Plus de vingt contributions se sont emparées du thème des cartes postales illustrées durant la Première Guerre mondiale. L’ouvrage est richement illustré.

L’objet d’étude

Les auteurs se sont penchés sur la collection Agnès et Henry Parent de Curzon. Les cartes postales sont étudiées comme des objets totaux qui offrent une « intelligence des temps et des espaces de la guerre ». Il s’agit d’une collection française avec donc comme ennemi principal l’allemand.

La carte postale illustrée en guerre

Il faut à la fois connecter cet objet qu’est la carte postale illustrée aux autres médias de l’époque tout en conservant sa spécificité. «  Qu’est-ce que la carte postale illustrée est d’autre ou de plus, à la faveur des évènements, dans ce réseau que tissent des objets différents mais apparentés ? ». La carte postale représente une véritable industrie culturelle en ce début de XXème siècle. Au début des années 1910 on imprime annuellement plus d’un milliard de cartes postales en Allemagne et 800 millions en France. La première Guerre mondiale relance la production de cartes postales. Trois types de cartes ont été produits et diffusés durant le conflit : des cartes-vues photographiques, des cartes patriotiques de « fantaisie » et des cartes illustrées, humoristiques ou satiriques.

Un objet mobilisé et ses usages

La première partie est articulée autour de sept contributions. La première cerne la proximité iconographique entre les cartes postales et la presse satirique. Faute de datation des premières, il est souvent difficile de savoir quel média inspire l’autre. Avec le conflit qui dure, deux topoï dominent : la bonne humeur à toute épreuve des soldats et le désir que les mobilisés suscitent chez les femmes. Par ailleurs diffuser une carte postale d’un ennemi mort est impossible en 1914 mais possible en 1918, comme si le public s’était habitué à la violence. Les cartes postales se distinguent aussi des lettres dans le sens où elles laissent peu de place pour écrire. Pourtant elles sont utilisées et pour plusieurs raisons.

Parmi elles mentionnons le fait que le papier a un coût non négligeable. Les images grivoises remplacent aussi les mots qu’on n’oserait pas écrire. Le marché de la carte postale reste atomisé pendant la guerre tout comme il l’était avant le début du conflit. Anne-Sophie Aguilar pose les bases d’une étude sur les enjeux d’une étude esthétique et matérielle.
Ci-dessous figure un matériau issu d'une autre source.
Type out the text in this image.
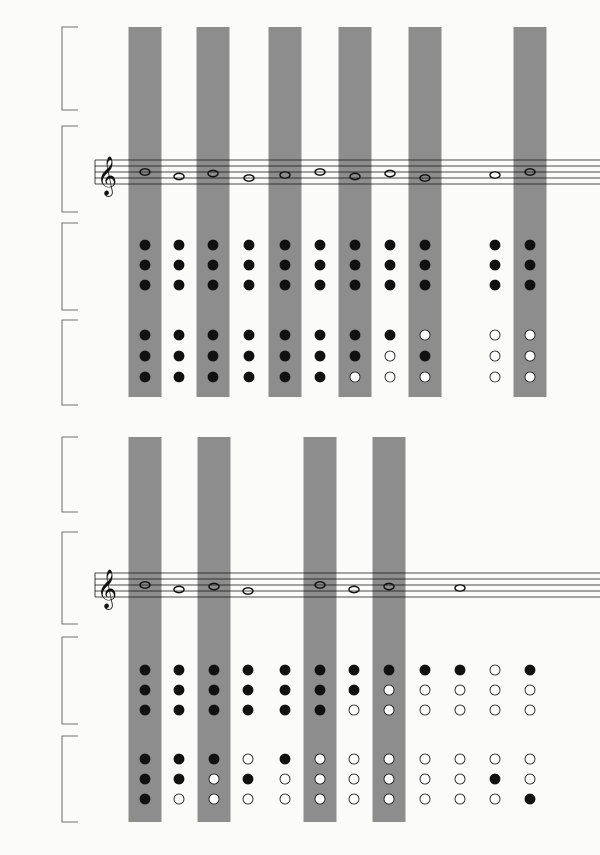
𝄞
𝄞
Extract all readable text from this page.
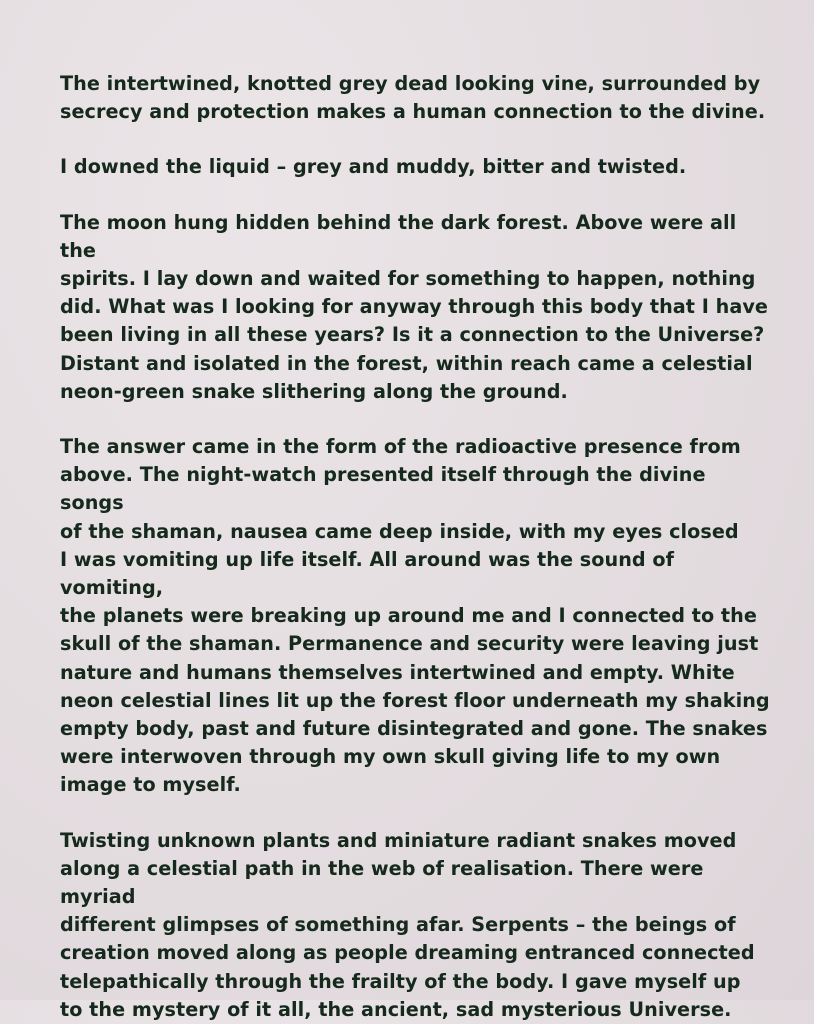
The intertwined, knotted grey dead looking vine, surrounded by
secrecy and protection makes a human connection to the divine.

I downed the liquid – grey and muddy, bitter and twisted.

The moon hung hidden behind the dark forest. Above were all the
spirits. I lay down and waited for something to happen, nothing
did. What was I looking for anyway through this body that I have
been living in all these years? Is it a connection to the Universe?
Distant and isolated in the forest, within reach came a celestial
neon-green snake slithering along the ground.

The answer came in the form of the radioactive presence from
above. The night-watch presented itself through the divine songs
of the shaman, nausea came deep inside, with my eyes closed
I was vomiting up life itself. All around was the sound of vomiting,
the planets were breaking up around me and I connected to the
skull of the shaman. Permanence and security were leaving just
nature and humans themselves intertwined and empty. White
neon celestial lines lit up the forest floor underneath my shaking
empty body, past and future disintegrated and gone. The snakes
were interwoven through my own skull giving life to my own
image to myself.

Twisting unknown plants and miniature radiant snakes moved
along a celestial path in the web of realisation. There were myriad
different glimpses of something afar. Serpents – the beings of
creation moved along as people dreaming entranced connected
telepathically through the frailty of the body. I gave myself up
to the mystery of it all, the ancient, sad mysterious Universe.
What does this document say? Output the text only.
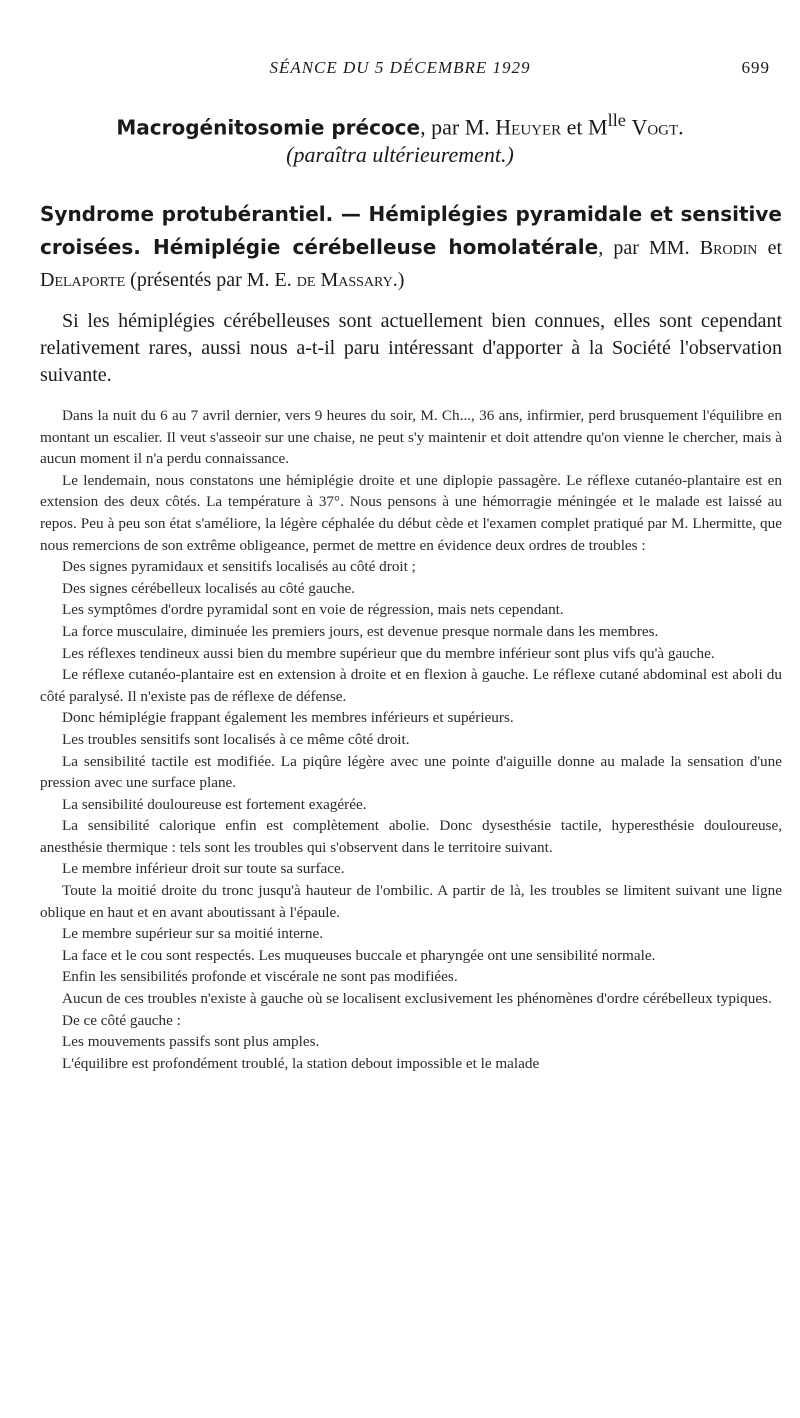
SÉANCE DU 5 DÉCEMBRE 1929	699
Macrogénitosomie précoce, par M. Heuyer et $M^{lle}$ Vogt.
(paraîtra ultérieurement.)

Syndrome protubérantiel. — Hémiplégies pyramidale et sensitive croisées. Hémiplégie cérébelleuse homolatérale, par MM. Brodin et Delaporte (présentés par M. E. de Massary.)

Si les hémiplégies cérébelleuses sont actuellement bien connues, elles sont cependant relativement rares, aussi nous a-t-il paru intéressant d'apporter à la Société l'observation suivante.

Dans la nuit du 6 au 7 avril dernier, vers 9 heures du soir, M. Ch..., 36 ans, infirmier, perd brusquement l'équilibre en montant un escalier. Il veut s'asseoir sur une chaise, ne peut s'y maintenir et doit attendre qu'on vienne le chercher, mais à aucun moment il n'a perdu connaissance.

Le lendemain, nous constatons une hémiplégie droite et une diplopie passagère. Le réflexe cutanéo-plantaire est en extension des deux côtés. La température à 37°. Nous pensons à une hémorragie méningée et le malade est laissé au repos. Peu à peu son état s'améliore, la légère céphalée du début cède et l'examen complet pratiqué par M. Lhermitte, que nous remercions de son extrême obligeance, permet de mettre en évidence deux ordres de troubles :

Des signes pyramidaux et sensitifs localisés au côté droit ;

Des signes cérébelleux localisés au côté gauche.

Les symptômes d'ordre pyramidal sont en voie de régression, mais nets cependant.

La force musculaire, diminuée les premiers jours, est devenue presque normale dans les membres.

Les réflexes tendineux aussi bien du membre supérieur que du membre inférieur sont plus vifs qu'à gauche.

Le réflexe cutanéo-plantaire est en extension à droite et en flexion à gauche. Le réflexe cutané abdominal est aboli du côté paralysé. Il n'existe pas de réflexe de défense.

Donc hémiplégie frappant également les membres inférieurs et supérieurs.

Les troubles sensitifs sont localisés à ce même côté droit.

La sensibilité tactile est modifiée. La piqûre légère avec une pointe d'aiguille donne au malade la sensation d'une pression avec une surface plane.

La sensibilité douloureuse est fortement exagérée.

La sensibilité calorique enfin est complètement abolie. Donc dysesthésie tactile, hyperesthésie douloureuse, anesthésie thermique : tels sont les troubles qui s'observent dans le territoire suivant.

Le membre inférieur droit sur toute sa surface.

Toute la moitié droite du tronc jusqu'à hauteur de l'ombilic. A partir de là, les troubles se limitent suivant une ligne oblique en haut et en avant aboutissant à l'épaule.

Le membre supérieur sur sa moitié interne.

La face et le cou sont respectés. Les muqueuses buccale et pharyngée ont une sensibilité normale.

Enfin les sensibilités profonde et viscérale ne sont pas modifiées.

Aucun de ces troubles n'existe à gauche où se localisent exclusivement les phénomènes d'ordre cérébelleux typiques.

De ce côté gauche :

Les mouvements passifs sont plus amples.

L'équilibre est profondément troublé, la station debout impossible et le malade
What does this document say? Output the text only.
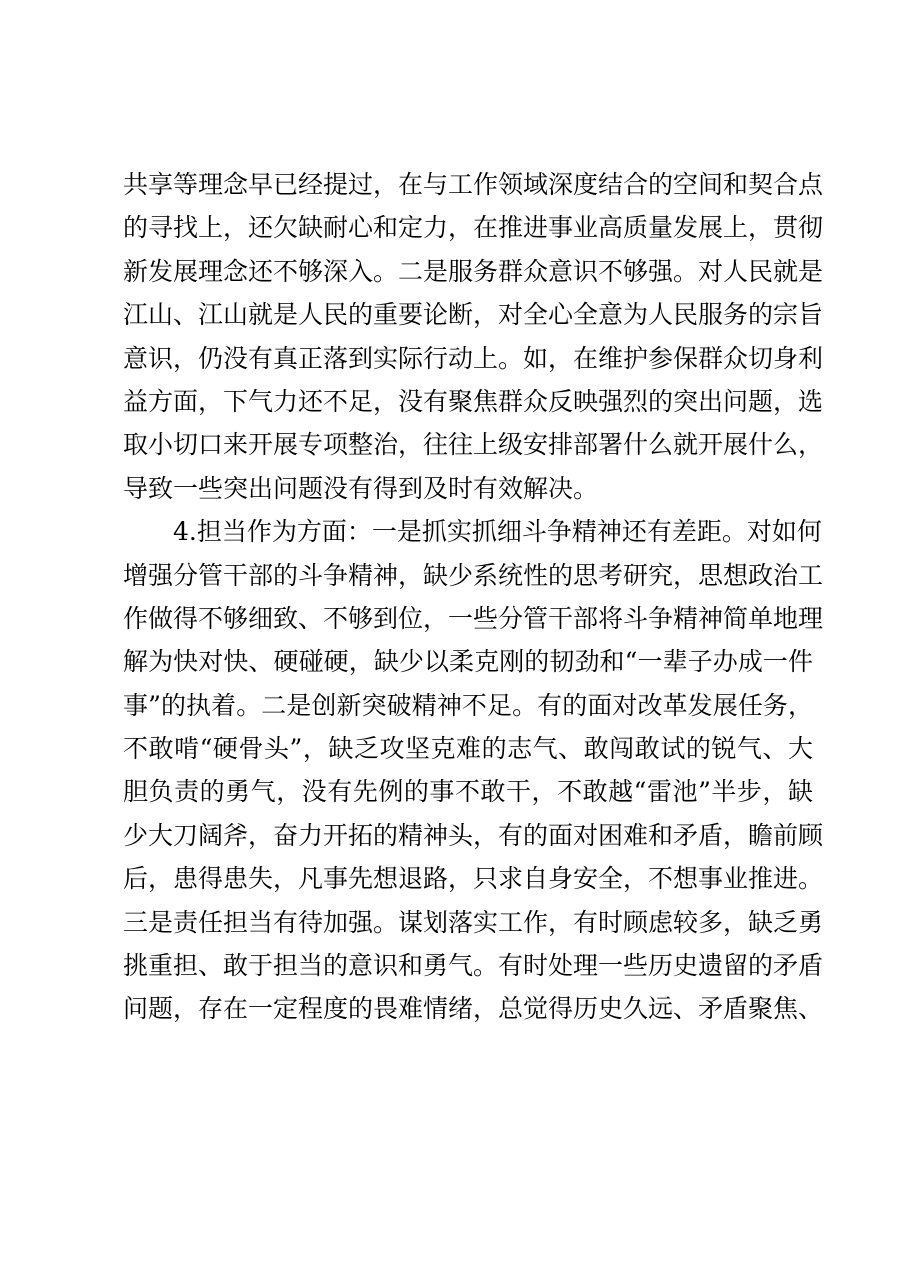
共享等理念早已经提过，在与工作领域深度结合的空间和契合点
的寻找上，还欠缺耐心和定力，在推进事业高质量发展上，贯彻
新发展理念还不够深入。二是服务群众意识不够强。对人民就是
江山、江山就是人民的重要论断，对全心全意为人民服务的宗旨
意识，仍没有真正落到实际行动上。如，在维护参保群众切身利
益方面，下气力还不足，没有聚焦群众反映强烈的突出问题，选
取小切口来开展专项整治，往往上级安排部署什么就开展什么，
导致一些突出问题没有得到及时有效解决。
　　4.担当作为方面：一是抓实抓细斗争精神还有差距。对如何
增强分管干部的斗争精神，缺少系统性的思考研究，思想政治工
作做得不够细致、不够到位，一些分管干部将斗争精神简单地理
解为快对快、硬碰硬，缺少以柔克刚的韧劲和“一辈子办成一件
事”的执着。二是创新突破精神不足。有的面对改革发展任务，
不敢啃“硬骨头”，缺乏攻坚克难的志气、敢闯敢试的锐气、大
胆负责的勇气，没有先例的事不敢干，不敢越“雷池”半步，缺
少大刀阔斧，奋力开拓的精神头，有的面对困难和矛盾，瞻前顾
后，患得患失，凡事先想退路，只求自身安全，不想事业推进。
三是责任担当有待加强。谋划落实工作，有时顾虑较多，缺乏勇
挑重担、敢于担当的意识和勇气。有时处理一些历史遗留的矛盾
问题，存在一定程度的畏难情绪，总觉得历史久远、矛盾聚焦、
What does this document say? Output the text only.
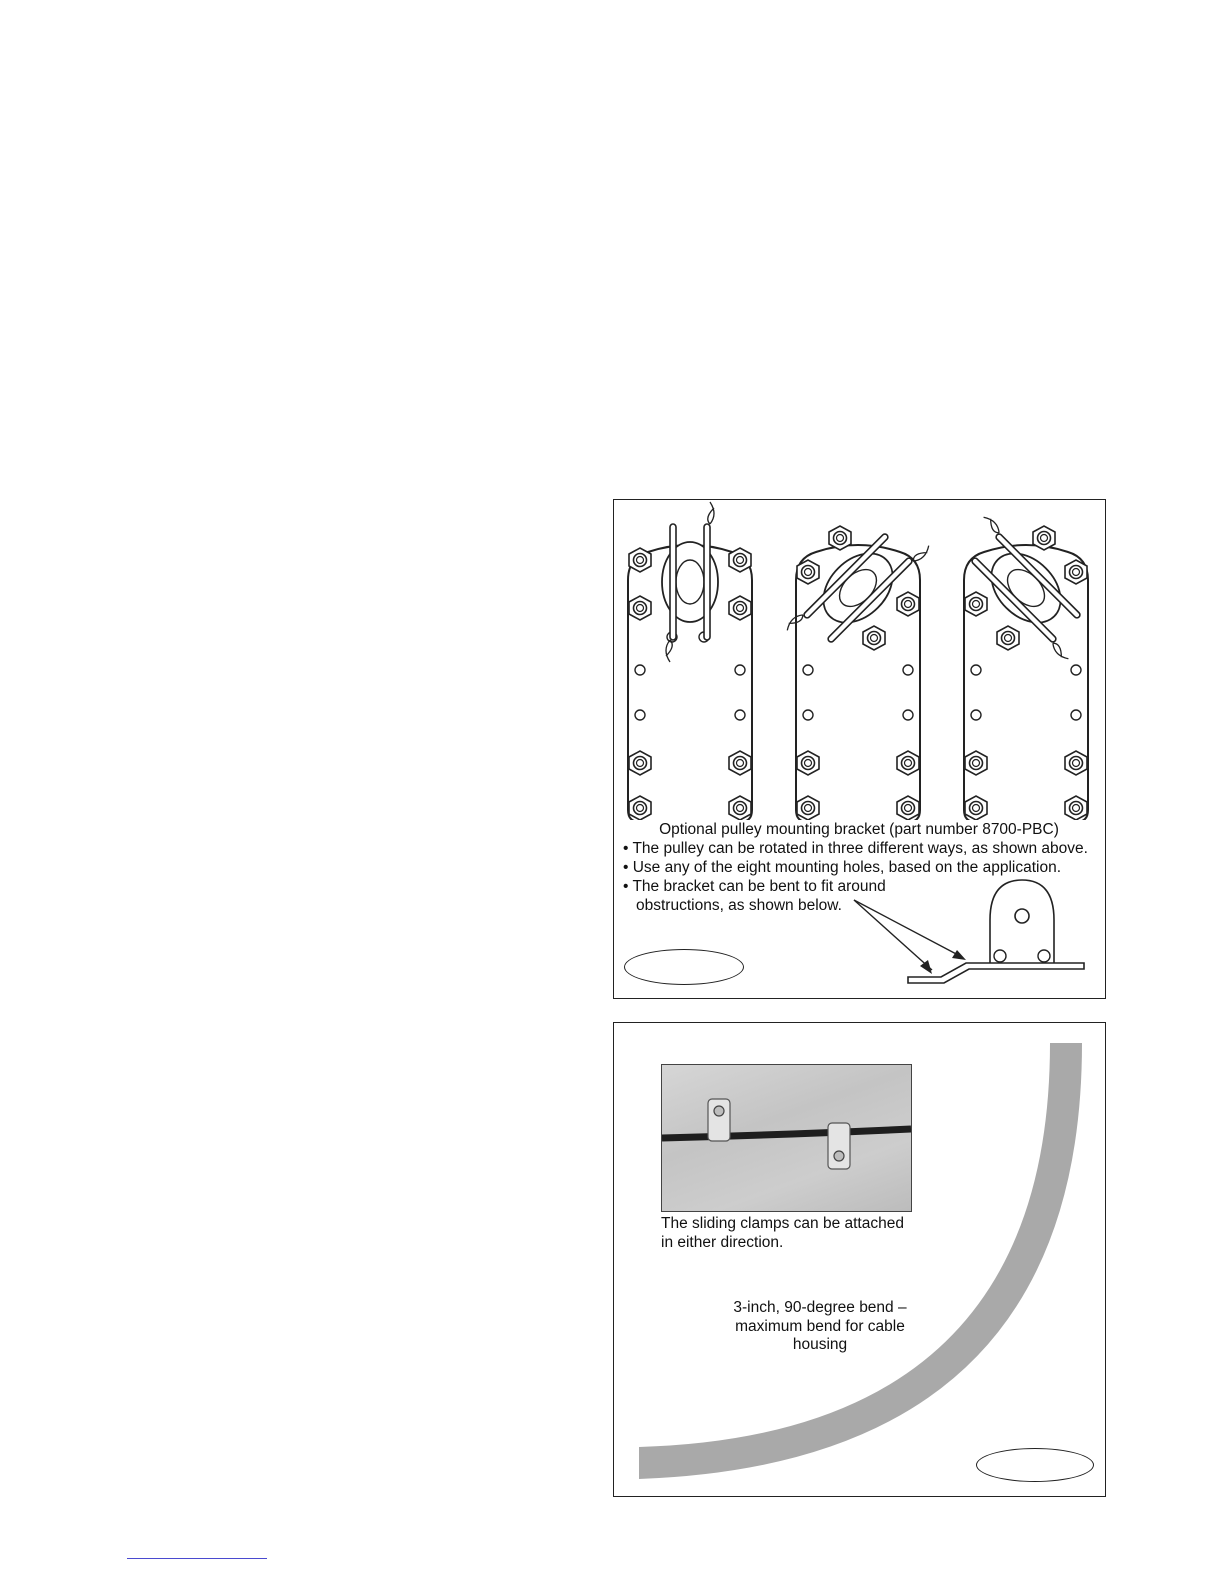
Optional pulley mounting bracket (part number 8700-PBC)
• The pulley can be rotated in three different ways, as shown above.
• Use any of the eight mounting holes, based on the application.
• The bracket can be bent to fit around
obstructions, as shown below.
The sliding clamps can be attached
in either direction.
3-inch, 90-degree bend –
maximum bend for cable
housing
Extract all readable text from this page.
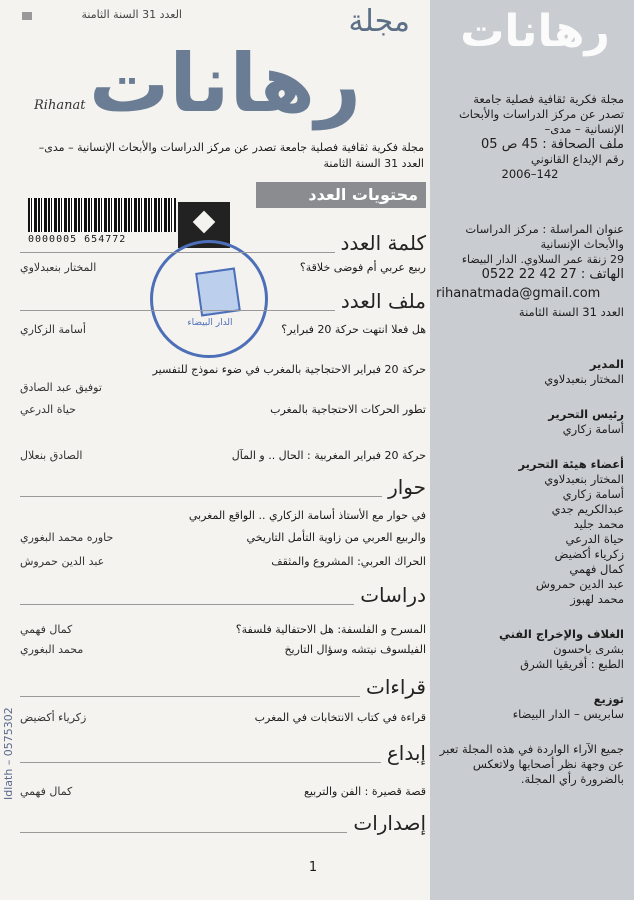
رهانات
مجلة فكرية ثقافية فصلية جامعة
تصدر عن مركز الدراسات والأبحاث
الإنسانية – مدى–
ملف الصحافة : 45 ص 05
رقم الإيداع القانوني
142–2006
عنوان المراسلة : مركز الدراسات
والأبحاث الإنسانية
29 زنقة عمر السلاوي. الدار البيضاء
الهاتف : 27 42 22 0522
rihanatmada@gmail.com
العدد 31 السنة الثامنة
المدير
المختار بنعبدلاوي
رئيس التحرير
أسامة زكاري
أعضاء هيئة التحرير
المختار بنعبدلاوي
أسامة زكاري
عبدالكريم جدي
محمد جليد
حياة الدرعي
زكرياء أكضيض
كمال فهمي
عبد الدين حمروش
محمد لهبوز
الغلاف والإخراج الفني
بشرى باحسون
الطبع : أفريقيا الشرق
توزيع
سابريس – الدار البيضاء
جميع الآراء الواردة في هذه المجلة تعبر
عن وجهة نظر أصحابها ولاتعكس
بالضرورة رأي المجلة.
العدد 31 السنة الثامنة	مجلة
رهانات
Rihanat
مجلة فكرية ثقافية فصلية جامعة تصدر عن مركز الدراسات والأبحاث الإنسانية – مدى–
العدد 31 السنة الثامنة
محتويات العدد
0000005 654772
الدار البيضاء
كلمة العدد
ربيع عربي أم فوضى خلاقة؟
المختار بنعبدلاوي
ملف العدد
هل فعلا انتهت حركة 20 فبراير؟
أسامة الزكاري
حركة 20 فبراير الاحتجاجية بالمغرب في ضوء نموذج للتفسير
توفيق عبد الصادق
تطور الحركات الاحتجاجية بالمغرب
حياة الدرعي
حركة 20 فبراير المغربية : الحال .. و المآل
الصادق بنعلال
حوار
في حوار مع الأستاذ أسامة الزكاري .. الواقع المغربي
والربيع العربي من زاوية التأمل التاريخي
حاوره محمد البغوري
الحراك العربي: المشروع والمثقف
عبد الدين حمروش
دراسات
المسرح و الفلسفة: هل الاحتفالية فلسفة؟
كمال فهمي
الفيلسوف نيتشه وسؤال التاريخ
محمد البغوري
قراءات
قراءة في كتاب الانتخابات في المغرب
زكرياء أكضيض
إبداع
قصة قصيرة : الفن والتربيع
كمال فهمي
إصدارات
1
Idlath – 0575302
Martine Sadion quant à elle s’interroge sur le fait qu’il s’agit d’éditions isolées, de séries ou d’ensembles.

Mots et motifs

Sept contributions constituent cette deuxième partie. Philippe Kaenel dans une approche stimulante propose de rapprocher les feuilles volantes satiriques de la Renaissance et la carte postale caricaturale de la Première Guerre mondiale car ces deux supports ont longtemps été relégués au second plan de l’histoire. Nicholas-Henri Zmelty s’intéresse aux aspects scabreux visibles dans les cartes postales. « Rien n’est jamais assez fort dès qu’il s’agit de marquer du sceau de l’infamie l’Allemand honni ». On n’hésite pas non plus à utiliser l’accusation d’homosexualité envers les soldats. On trouve aussi des « variations fécales » comme dit l’auteur.

Alimentation et images des femmes

L’alimentation est aussi un thème présent dans les cartes postales. Cela peut être utilisé pour montrer la culture d’un pays. En effet, dans des temps incertains, la gastronomie représente un point d’ancrage de l’identité. On trouve aussi l’alimentation évoquée de façon métaphorique pour dénoncer l’appétit de l’ennemi. Par ailleurs «  le pillage des ressources par l’ennemi mobilise des peurs alimentaires classiques du temps de guerre ». En temps de guerre on voit donc ressurgir d’anciennes thématiques comme la résistance et la revanche, thèmes issus de l’iconographie de 1870. Fanny Brülhart revient sur l’image des femmes à travers la figure de la religieuse ou de l’infirmière. Les cartes postales patriotiques présentent ainsi l’infirmière et la religieuse au front en tant que figures héroïques. «  Interchangeables, elles occupent une position d’auxiliaires auprès du poilu ».

Violences

Cette troisième partie est également constituée de huit interventions. Vincent Chambarlhac traite du rapport bestialités et barbarie. Le premier thème assimile le caractère de l’ennemi à celui d’une bête tandis que le second suppose l’ennemi comme une proie. La deuxième contribution développe l’idée que les atrocités allemandes deviennent un vivier inépuisable de thématiques propres à dénoncer la barbarie et le vandalisme de l’ennemi. Une contribution s’intéresse à la question des blessures et des mutilations. La blessure peut être vue comme un signe de bravoure.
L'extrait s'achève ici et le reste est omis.